“A corrupção, é fácil perceber, não pode ser extinta”
DIÁRIO DA MANHÃ

CARLOS FREITAS

Roberto Livianu, promotor de Justiça que, há anos, se dedica ao assunto como professor universitário e organizador de campanhas nacionais pela ética, estimulando a população a rejeitar a corrupção tem a seguinte opinião sobre o tema: “A corrupção, é fácil perceber, não pode ser extinta. Como não se pode extinguir a violência ou a desigualdade. Ela pode e deve ser controlada.”

Seu livro Corrupção e Direito Penal, de 2006, ganhou uma versão ampliada neste ano. A obra disseca a corrupção e os instrumentos para coibir essa prática.

“Jamais uma lei havia dotado de tanto poder os órgãos de controle interno no Brasil”, diz. Para o autor, a legislação tem conformação semelhante à Lei de Improbidade Administrativa e complementa a Lei de Licitações.

Livianu diz que os instrumentos disponíveis para combater a corrupção “são eficazes, desde que haja a possibilidade de concretização através dos organismos encarregados de sua aplicação”. Na realidade, é uma interrogação.

A Lei Anticorrupção valoriza o processo administrativo, que pode ser instaurado e julgado pela autoridade máxima dos Três Poderes. Mas, o caminho natural para o controle deverá ser a via judicial. Se a legislação for eficaz, novas demandas serão remetidas ao Judiciário, moroso e sobrecarregado.

“É uma lei penal travestida de lei civil e administrativa”, no dizer de Gilson Dipp, ministro recém-aposentado do Superior Tribunal de Justiça. Mentor das varas especializadas em julgar lavagem de dinheiro, Dipp não está no livro, mas analisou detidamente a novíssima lei. Algumas observações suas coincidem com o entendimento de Livianu.

Diz o autor: “A Lei 12.846/13, de caráter não penal, institui e regula a responsabilidade objetiva e civil de pessoas jurídicas pela prática de atos de corrupção contra a administração pública nacional ou estrangeira.” A nova lei não exclui a responsabilidade individual de pessoas naturais, quer no plano civil quer no plano penal.

Entre juristas, há dúvidas sobre a possibilidade de penalizar criminalmente a pessoa jurídica. As punições expressivas da Lei Anticorrupção devem preocupar os empresários. A lei prevê multas de até 20% do faturamento, perda de bens, suspensão ou interdição parcial das atividades, proibição de receber incentivos e dissolução compulsória das empresas.

Cada órgão ou entidade pública poderá celebrar acordos de leniência, em que as empresas colaboram na identificação de envolvidos em irregularidades e obtenção de provas. “Talvez fosse mais interessante e apropriado que esta relação de colaboração fosse construída com o Ministério Público”, diz Livianu.
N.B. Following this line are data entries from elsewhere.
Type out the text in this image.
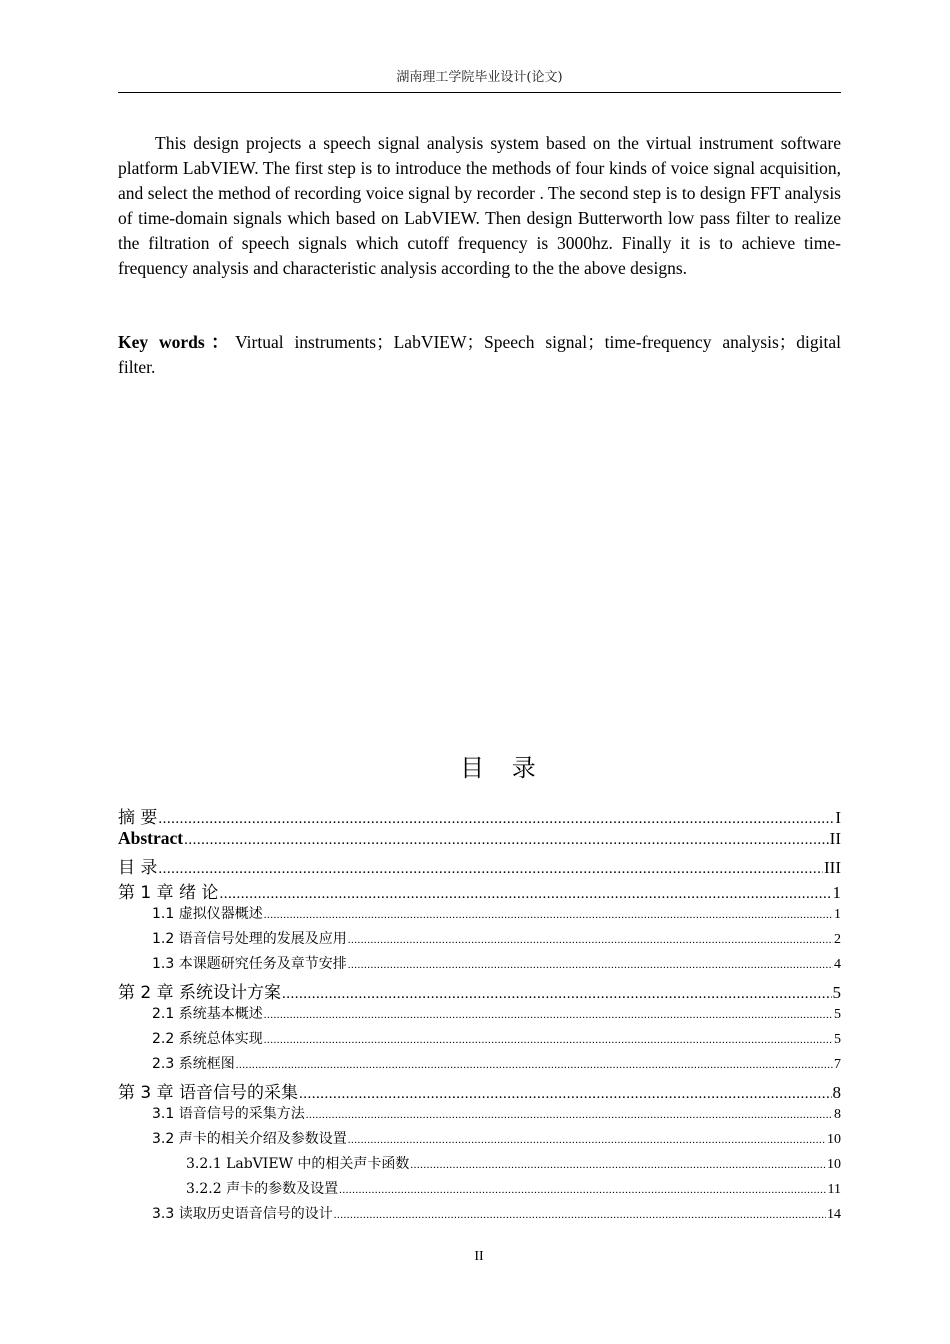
湖南理工学院毕业设计(论文)

This design projects a speech signal analysis system based on the virtual instrument software platform LabVIEW. The first step is to introduce the methods of four kinds of voice signal acquisition, and select the method of recording voice signal by recorder . The second step is to design FFT analysis of time-domain signals which based on LabVIEW. Then design Butterworth low pass filter to realize the filtration of speech signals which cutoff frequency is 3000hz. Finally it is to achieve time-frequency analysis and characteristic analysis according to the the above designs.

Key words：Virtual instruments；LabVIEW；Speech signal；time-frequency analysis；digital filter.

目 录
摘 要 .....	I
Abstract .....	II
目 录 .....	III
第 1 章 绪 论 .....	1
1.1 虚拟仪器概述 .....	1
1.2 语音信号处理的发展及应用 .....	2
1.3 本课题研究任务及章节安排 .....	4
第 2 章 系统设计方案 .....	5
2.1 系统基本概述 .....	5
2.2 系统总体实现 .....	5
2.3 系统框图 .....	7
第 3 章 语音信号的采集 .....	8
3.1 语音信号的采集方法 .....	8
3.2 声卡的相关介绍及参数设置 .....	10
3.2.1 LabVIEW 中的相关声卡函数 .....	10
3.2.2 声卡的参数及设置 .....	11
3.3 读取历史语音信号的设计 .....	14
II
Para refrear a lavagem de dinheiro, há anos o Banco Central obriga os bancos a conhecer seus clientes (e os clientes de seus clientes).

EFEITOS

A Lei Anticorrupção estimula os programas de “compliance”, procedimentos de auditoria nas empresas para detectar fraudes e incentivar a denúncia de irregularidades, uma “tendência internacional no mundo empresarial”. Esse movimento global deu origem no Brasil a pactos empresariais pela ética e associações civis como o Instituto Ethos e o Instituto Etco, mencionados no livro.

Num País onde há “leis que não pegam”, a Lei Anticorrupção, mesmo ainda não regulamentada na esfera federal, ampliou o mercado para advogados e consultores em “compliance”. Livianu entende que “o Direito Penal, quando aplicado nos casos de corrupção, deve ser rigoroso, não dando margem à impunidade”. No livro, é nítida sua preferência pela adoção da pena “não como mero instrumento de punição, mas com fins de caráter preventivo.

Segundo o autor, o controle da corrupção exige planejamento estratégico e vontade política. Requer educação para a cidadania, mobilização da sociedade e eficiência do sistema de justiça. Ou seja, se a corrupção não pode ser extinta, ao menos que seja controlada e punida.